Temí que Fernando Curvo, molesto por el giro que había tomado la conversación, la interrumpiera con alguna distracción, mas no fue así. Su rostro sonriente mostró el mucho orgullo y contento que aquella historia le producía. Continuó comiendo piñones, pasas, almendras y toda clase de confituras como si los dulces de los postres fueran lo más importante del mundo, permitiendo así que su suegro y su esposa siguieran hablando en confianza.

– Por el grandísimo aprecio que le tengo a mi yerno don Fernando, a quien Dios nos conserve muchos años, accedí a comprarles a sus dos cuñados los puestos que hoy ocupan, y lo hice -prosiguió, fatuo e hinchado como un pavo real, fijando en mí sus ojos torcidos- en beneficio del buen nombre de la familia Curvo, a la cual pertenece mi hija por matrimonio y cuyo mayorazgo heredará mi nieto, Sebastián, así que estoy satisfecho de lo mucho que gasté y no lo tengo en cuenta.

– ¡Pues deberíais, padre! -apuntó Belisa, sofocada-. ¿Acaso ya no guardáis en la memoria los muchos caudales que os costaron esos cargos?

Era práctica común tanto en España como en el Nuevo Mundo la enajenación, compra o arriendo de oficios y, por ser legal y conforme a derecho, nada malo había ejecutado don Baltasar de Cabra.

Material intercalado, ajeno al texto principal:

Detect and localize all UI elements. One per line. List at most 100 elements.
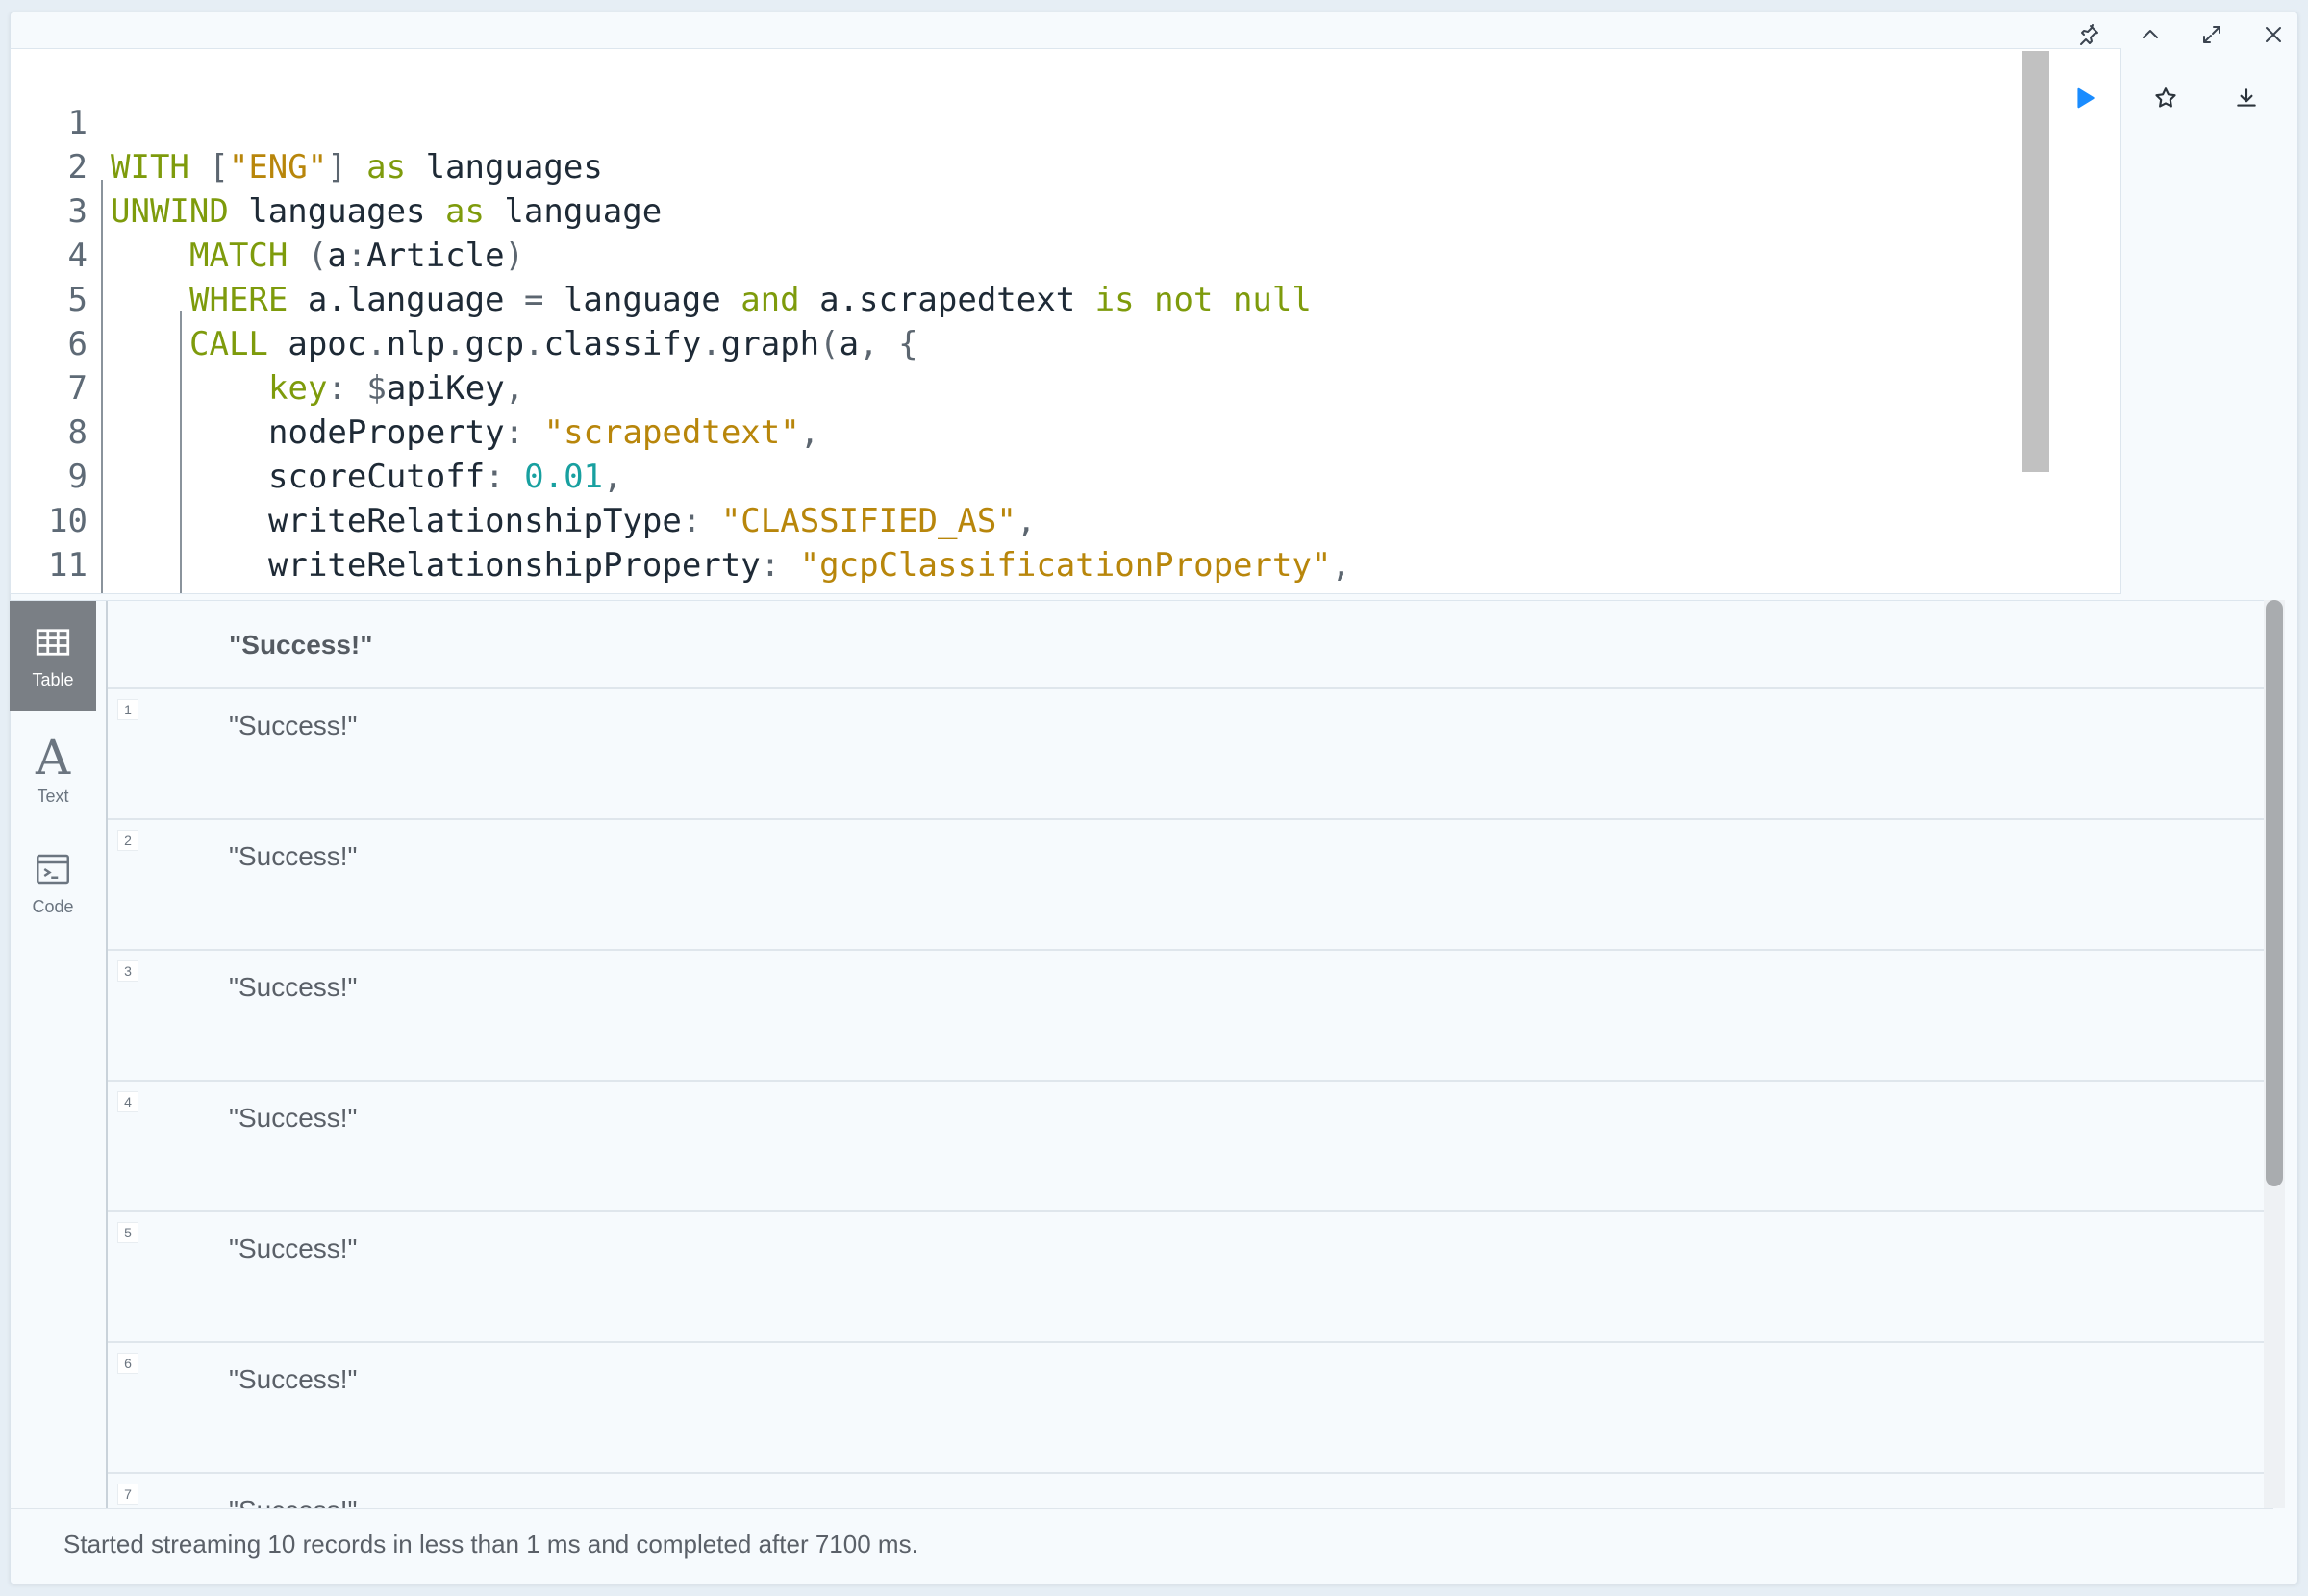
code-line[interactable]: 2 UNWIND languages as language	[11, 101, 663, 231]
editor-actions	[2064, 77, 2268, 119]
token: "CLASSIFIED_AS"	[720, 502, 1016, 540]
row-number: 3	[117, 960, 138, 982]
result-table: "Success!" 1 "Success!" 2 "Success!" 3 "…	[106, 601, 2273, 1509]
token: :	[346, 237, 367, 275]
table-row[interactable]: 7 "Success!"	[108, 1474, 2273, 1509]
table-row[interactable]: 6 "Success!"	[108, 1343, 2273, 1474]
token: true	[406, 590, 485, 593]
token: graph	[720, 325, 820, 363]
code-line[interactable]: 1 WITH ["ENG"] as languages	[11, 57, 603, 187]
token: "scrapedtext"	[543, 413, 800, 452]
code-line[interactable]: 4 WHERE a.language = language and a.scra…	[11, 189, 1312, 319]
token: and	[740, 281, 800, 319]
token: CALL	[189, 325, 268, 363]
collapse-icon[interactable]	[2129, 13, 2171, 56]
code-line[interactable]: 7 nodeProperty: "scrapedtext",	[11, 322, 820, 452]
token: writeRelationshipType	[268, 502, 682, 540]
token: ,	[603, 458, 623, 496]
table-cell: "Success!"	[229, 1103, 358, 1133]
fullscreen-icon[interactable]	[2191, 13, 2233, 56]
token: ]	[327, 148, 367, 187]
line-number: 12	[11, 587, 88, 593]
editor-scrollbar[interactable]	[2022, 51, 2049, 472]
token: scoreCutoff	[268, 458, 486, 496]
code-line[interactable]: 8 scoreCutoff: 0.01,	[11, 366, 623, 496]
token: $	[366, 369, 387, 408]
code-line[interactable]: 9 writeRelationshipType: "CLASSIFIED_AS"…	[11, 411, 1037, 540]
token: UNWIND	[111, 192, 229, 231]
token: MATCH	[189, 237, 288, 275]
row-number: 5	[117, 1222, 138, 1243]
token: =	[524, 281, 544, 319]
code-line[interactable]: 3 MATCH (a:Article)	[11, 145, 525, 275]
view-table-button[interactable]: Table	[10, 601, 96, 711]
table-cell: "Success!"	[229, 1364, 358, 1394]
code-line[interactable]: 10 writeRelationshipProperty: "gcpClassi…	[11, 455, 1351, 585]
table-cell: "Success!"	[229, 1234, 358, 1263]
table-row[interactable]: 1 "Success!"	[108, 689, 2273, 820]
token: is not null	[1094, 281, 1312, 319]
token: , {	[859, 325, 918, 363]
token: a.scrapedtext	[799, 281, 1095, 319]
view-code-button[interactable]: Code	[10, 828, 96, 937]
results-scrollbar-thumb[interactable]	[2266, 600, 2283, 1186]
table-row[interactable]: 5 "Success!"	[108, 1212, 2273, 1343]
table-icon	[36, 628, 70, 656]
results-panel: Table A Text Code "Success!" 1 "Success!…	[10, 600, 2273, 1509]
code-icon	[37, 854, 69, 884]
text-icon: A	[35, 729, 71, 786]
token: ,	[799, 413, 820, 452]
run-icon[interactable]	[2064, 77, 2106, 119]
token: nlp	[386, 325, 446, 363]
token: language	[543, 281, 741, 319]
column-header[interactable]: "Success!"	[108, 601, 2273, 689]
token: gcp	[464, 325, 525, 363]
token: as	[366, 148, 407, 187]
token: "gcpClassificationProperty"	[799, 546, 1332, 585]
close-icon[interactable]	[2252, 13, 2295, 56]
token: .	[524, 325, 544, 363]
token: ,	[1331, 546, 1351, 585]
token: WHERE	[189, 281, 288, 319]
query-editor[interactable]: 1 WITH ["ENG"] as languages 2 UNWIND lan…	[10, 48, 2121, 594]
token: a.language	[288, 281, 524, 319]
indent-guide	[101, 180, 103, 593]
row-number: 7	[117, 1484, 138, 1505]
code-line[interactable]: 11 write: true	[11, 499, 485, 593]
token: :	[504, 413, 544, 452]
token: :	[760, 546, 800, 585]
favorite-icon[interactable]	[2145, 77, 2187, 119]
token: [	[188, 148, 229, 187]
download-icon[interactable]	[2225, 77, 2268, 119]
token: as	[445, 192, 485, 231]
token: (	[819, 325, 840, 363]
view-text-button[interactable]: A Text	[10, 714, 96, 824]
status-bar: Started streaming 10 records in less tha…	[10, 1508, 2273, 1571]
row-number: 4	[117, 1091, 138, 1112]
token: classify	[543, 325, 702, 363]
token: (	[288, 237, 328, 275]
row-number: 2	[117, 830, 138, 851]
code-line[interactable]: 6 key: $apiKey,	[11, 278, 525, 408]
code-line[interactable]: 12 })	[11, 543, 89, 593]
token: :	[366, 590, 406, 593]
token: :	[327, 369, 367, 408]
token: :	[681, 502, 721, 540]
token: .	[701, 325, 721, 363]
token: a	[839, 325, 860, 363]
token: a	[327, 237, 347, 275]
row-number: 6	[117, 1353, 138, 1374]
table-row[interactable]: 3 "Success!"	[108, 951, 2273, 1082]
token: languages	[406, 148, 603, 187]
token: "ENG"	[228, 148, 328, 187]
table-row[interactable]: 2 "Success!"	[108, 820, 2273, 951]
view-label: Table	[32, 669, 74, 689]
token: languages	[228, 192, 445, 231]
table-row[interactable]: 4 "Success!"	[108, 1082, 2273, 1212]
token: .	[445, 325, 465, 363]
token: apiKey	[386, 369, 505, 408]
token: key	[268, 369, 328, 408]
view-switcher: Table A Text Code	[10, 601, 96, 1509]
view-label: Text	[37, 786, 69, 806]
code-line[interactable]: 5 CALL apoc.nlp.gcp.classify.graph(a, {	[11, 234, 918, 363]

Lo admirable era la extraordinaria calidad de los oficios tan generosamente comprados: prior del Consulado de Mercaderes y juez oficial y contador mayor de la Casa de Contratación. No habrían sido baratos en modo alguno.

– Más de cincuenta mil ducados por cada uno de ellos -sentenció el banquero.

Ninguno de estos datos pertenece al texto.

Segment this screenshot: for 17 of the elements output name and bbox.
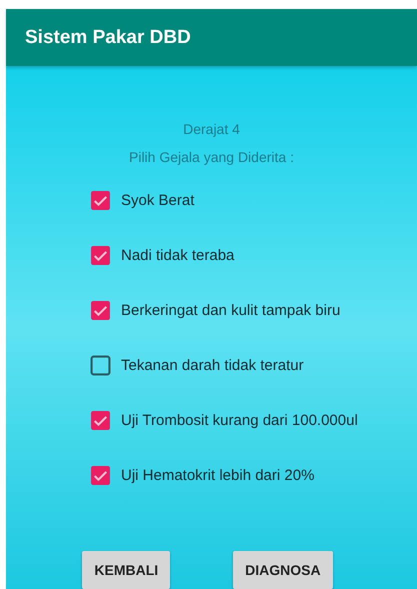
back-button[interactable]: KEMBALI — [82, 551, 170, 589]
checkbox-label[interactable]: Uji Trombosit kurang dari 100.000ul — [121, 412, 358, 428]
checkbox-label[interactable]: Nadi tidak teraba — [121, 246, 234, 264]
checkbox[interactable] — [90, 410, 111, 430]
checkbox[interactable] — [90, 354, 111, 376]
level-heading: Derajat 4 — [183, 121, 240, 137]
checkbox-label[interactable]: Tekanan darah tidak teratur — [121, 356, 304, 374]
checkbox[interactable] — [90, 300, 111, 320]
checkbox[interactable] — [90, 464, 111, 486]
checkbox[interactable] — [90, 244, 111, 266]
diagnose-button[interactable]: DIAGNOSA — [233, 551, 333, 589]
app-title: Sistem Pakar DBD — [25, 26, 191, 48]
checkbox-label[interactable]: Berkeringat dan kulit tampak biru — [121, 302, 340, 318]
checkbox-label[interactable]: Uji Hematokrit lebih dari 20% — [121, 466, 314, 484]
checkbox[interactable] — [90, 190, 111, 210]
instruction-text: Pilih Gejala yang Diderita : — [129, 149, 294, 165]
checkbox-label[interactable]: Syok Berat — [121, 192, 194, 208]
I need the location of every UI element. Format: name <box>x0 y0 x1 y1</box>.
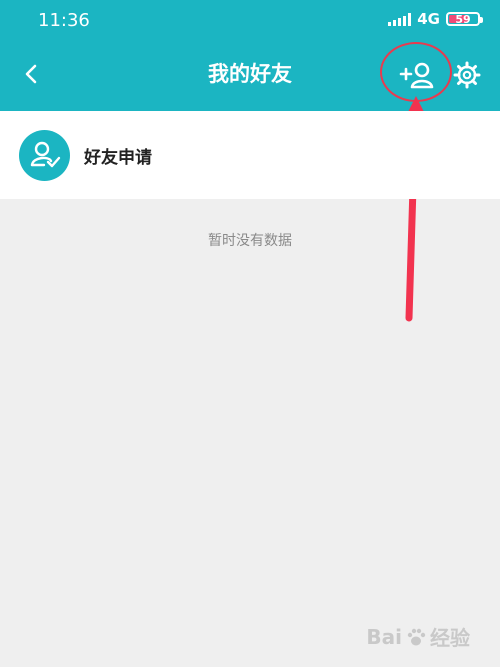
status-time: 11:36 <box>38 10 90 31</box>
baidu-jingyan-watermark: Bai 经验 <box>366 622 470 651</box>
watermark-brand: Bai <box>366 624 402 649</box>
app-header: 11:36 4G 59 我的好友 <box>0 0 500 111</box>
add-friend-button[interactable] <box>394 56 438 94</box>
add-user-icon <box>399 62 434 89</box>
watermark-suffix: 经验 <box>430 626 470 650</box>
battery-level: 59 <box>455 12 471 26</box>
signal-icon <box>388 12 412 26</box>
empty-state-text: 暂时没有数据 <box>208 233 292 249</box>
friend-request-label: 好友申请 <box>84 147 152 168</box>
request-avatar <box>19 129 70 181</box>
user-check-icon <box>30 141 60 168</box>
paw-icon <box>407 628 426 645</box>
friend-request-row[interactable]: 好友申请 <box>0 111 500 199</box>
network-type: 4G <box>417 10 440 28</box>
battery-icon: 59 <box>446 12 483 26</box>
settings-button[interactable] <box>448 56 486 94</box>
status-indicators: 4G 59 <box>388 10 483 28</box>
gear-icon <box>453 61 481 89</box>
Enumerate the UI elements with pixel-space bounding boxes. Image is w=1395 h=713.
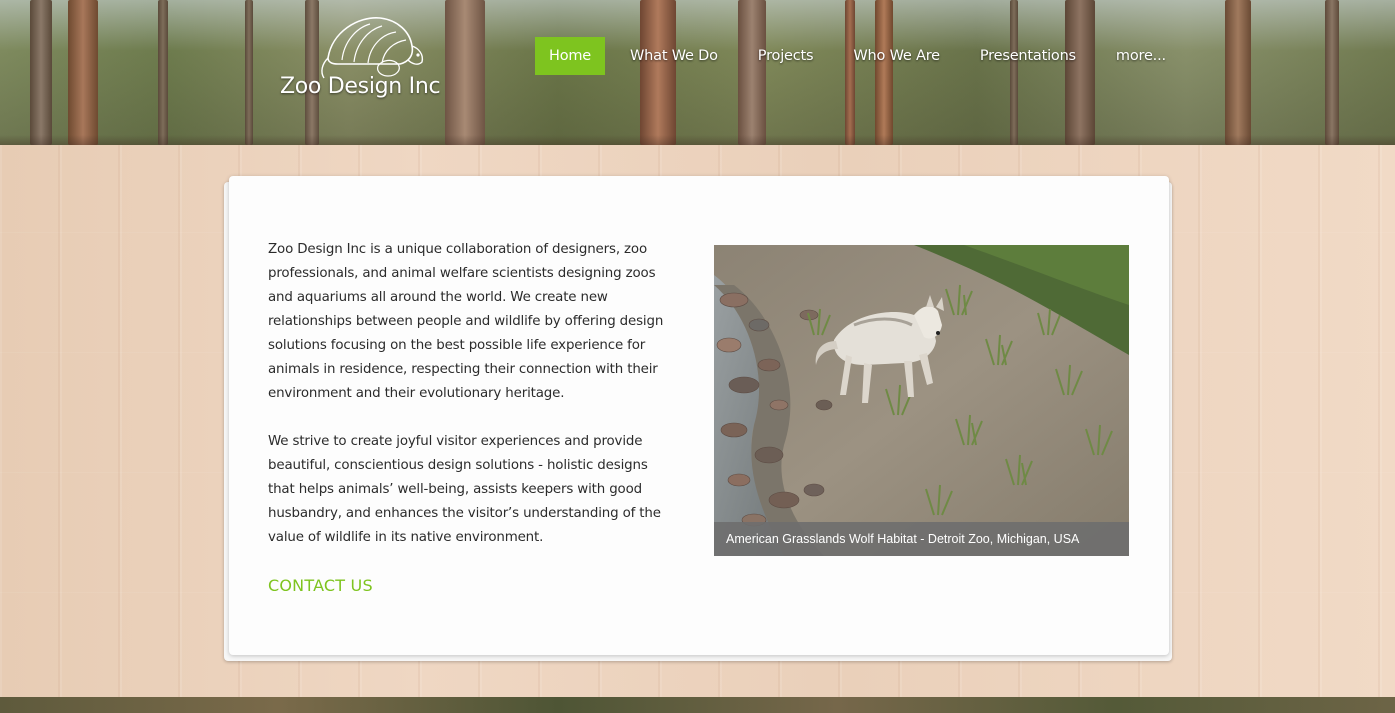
footer-forest-strip <box>0 697 1395 713</box>
intro-text: Zoo Design Inc is a unique collaboration… <box>268 238 678 574</box>
nav-item-presentations[interactable]: Presentations <box>965 37 1091 75</box>
tree-trunk <box>68 0 98 145</box>
header-shadow <box>0 135 1395 145</box>
site-header: Zoo Design Inc Home What We Do Projects … <box>0 0 1395 145</box>
photo-caption: American Grasslands Wolf Habitat - Detro… <box>714 522 1129 556</box>
tree-trunk <box>1325 0 1339 145</box>
nav-item-more[interactable]: more... <box>1101 37 1181 75</box>
nav-item-home[interactable]: Home <box>535 37 606 75</box>
tree-trunk <box>245 0 253 145</box>
tree-trunk <box>1225 0 1251 145</box>
nav-item-who-we-are[interactable]: Who We Are <box>838 37 955 75</box>
site-logo-text: Zoo Design Inc <box>280 74 441 99</box>
featured-photo[interactable]: American Grasslands Wolf Habitat - Detro… <box>714 245 1129 556</box>
intro-paragraph: Zoo Design Inc is a unique collaboration… <box>268 242 664 401</box>
site-logo[interactable]: Zoo Design Inc <box>278 10 458 110</box>
nav-item-projects[interactable]: Projects <box>743 37 829 75</box>
wolf-habitat-image <box>714 245 1129 556</box>
tree-trunk <box>158 0 168 145</box>
tree-trunk <box>30 0 52 145</box>
nav-item-what-we-do[interactable]: What We Do <box>615 37 733 75</box>
contact-us-link[interactable]: CONTACT US <box>268 576 373 595</box>
main-nav: Home What We Do Projects Who We Are Pres… <box>535 37 1191 75</box>
content-card: Zoo Design Inc is a unique collaboration… <box>229 176 1169 655</box>
armadillo-logo-icon <box>321 17 424 79</box>
intro-paragraph: We strive to create joyful visitor exper… <box>268 434 661 545</box>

– Creía que el prior de los Mercaderes -comenté por ahondar más en el asunto- era nombrado por elección de los cónsules.

Mis tres anfitriones se echaron a reír de buena gana.

– ¡Por eso costó el oficio tantos caudales! -declaró Belisa.

– ¿Y por qué razón -le pregunté a Fernando- eligió vuestra merced a don Luján y a don Jerónimo como esposos para sus hermanas si aún no eran tales gentil-hombres?

– Nada más fácil, doña Catalina. Ambos desempeñaban sus anteriores oficios en los mismos lugares sobre los que ahora mandan. Cada uno conocía bien el suyo, don Luján el Consulado y don Jerónimo la Casa de Contratación, y conociéndolos bien, con el excelente favor de mi suegro, don Baltasar, han llegado a gobernarlos cumplidamente, de cuenta que las dotes de mis hermanas no resultaron tan caras como lo hubieran sido de haber casado con hombres de la calidad que hoy disfrutan sus esposos. Mucho tenemos que agradecer mi familia y yo a don Baltasar, a quien Dios guarde.

Oyéndolos podría creerse que tras los sucios fraudes y estafas de aquellas gentes sólo se escondía la generosidad de un suegro y la honesta ambición de una familia honrada. Mas, ¿cómo era que en Sevilla nadie había caído en la cuenta de todo el tinglado? Se me alcanzó entonces que los Curvos guardaban sus grandes riquezas puertas adentro, convertidas en plata labrada, y que, hacia el exterior, sólo eran, como dijo el marqués de Piedramedina, una acomodada familia de mercaderes con fama de personas beneméritas, rectas, rigurosas y muy piadosas. «Sin tacha», concluyó. El propio don Luján de Coa llevaba siempre el rosario en la mano y mi anfitrión, Fernando, y su hermano Diego eran virtuosos congregados del padre Pedro de León. A diferencia de otras naciones, en España el prestigio de las personas se medía sólo por las apariencias, así pues ¿quién sospecharía nada malo de la familia Curvo?